As the house is aware, the government has had submissions—and I think eminently sensible submissions—from a range of bodies, including the Victorian Chamber of Commerce and Industry (VCCI), the Australian Industry Group and the Victorian Farmers Federation.

In each of those there were some very sensible comments made and some genuine potential solutions advanced, and they have been completely ignored. Indeed yesterday when the member for Ripon referred to those submissions the next speaker, the member for Essendon, dismissed them out of hand because they came from employer organisations.

Apparently employer organisations have no place in this debate. They have no right to be part of these important discussions. Frankly that is a view I do not share. It is a view I think is deplorable. The views of those organisations should not have been ignored.

Unfortunately I will not have the opportunity to explore the details that were contained in those submissions but others have, so I think that is fine.
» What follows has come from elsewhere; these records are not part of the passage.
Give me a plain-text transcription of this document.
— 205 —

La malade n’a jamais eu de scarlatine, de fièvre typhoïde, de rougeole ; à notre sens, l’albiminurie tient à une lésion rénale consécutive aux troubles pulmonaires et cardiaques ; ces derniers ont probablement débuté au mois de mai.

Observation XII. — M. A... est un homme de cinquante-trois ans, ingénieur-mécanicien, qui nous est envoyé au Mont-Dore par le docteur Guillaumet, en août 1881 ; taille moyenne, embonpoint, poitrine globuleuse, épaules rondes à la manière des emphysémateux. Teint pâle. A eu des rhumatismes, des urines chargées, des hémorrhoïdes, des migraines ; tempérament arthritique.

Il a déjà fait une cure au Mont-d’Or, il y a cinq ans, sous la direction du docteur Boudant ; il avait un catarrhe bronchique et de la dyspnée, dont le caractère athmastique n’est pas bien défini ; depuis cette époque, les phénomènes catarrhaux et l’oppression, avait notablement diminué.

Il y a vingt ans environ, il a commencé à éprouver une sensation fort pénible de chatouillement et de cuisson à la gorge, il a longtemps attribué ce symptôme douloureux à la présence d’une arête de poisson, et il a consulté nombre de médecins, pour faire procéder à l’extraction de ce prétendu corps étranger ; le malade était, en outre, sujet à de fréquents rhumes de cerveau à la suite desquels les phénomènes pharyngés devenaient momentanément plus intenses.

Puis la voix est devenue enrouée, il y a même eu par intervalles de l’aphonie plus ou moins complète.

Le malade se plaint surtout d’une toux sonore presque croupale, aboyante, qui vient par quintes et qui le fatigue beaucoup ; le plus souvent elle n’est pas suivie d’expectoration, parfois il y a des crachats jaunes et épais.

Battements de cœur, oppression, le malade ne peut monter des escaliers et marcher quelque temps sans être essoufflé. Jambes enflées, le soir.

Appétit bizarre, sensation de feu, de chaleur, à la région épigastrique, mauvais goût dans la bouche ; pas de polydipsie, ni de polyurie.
I just want to quote from the VCCI submission. They said:

When organisations such the Red Cross, the ABC and Maurice Blackburn and Woolworths have identified underpayments, there is clearly something bigger at issue than intentional ‘theft’ going on

That is the point. This is not just intentional theft. This is a system-wide problem.

This is a bill that does nothing to solve the real problem—the problem of hundreds of thousands, if not millions, of workers being underpaid by tens or hundreds of millions of dollars. The interests of those workers have effectively been thrown overboard by this government in an attempt to obtain a blatant political advantage.

Is it any wonder the public are cynical?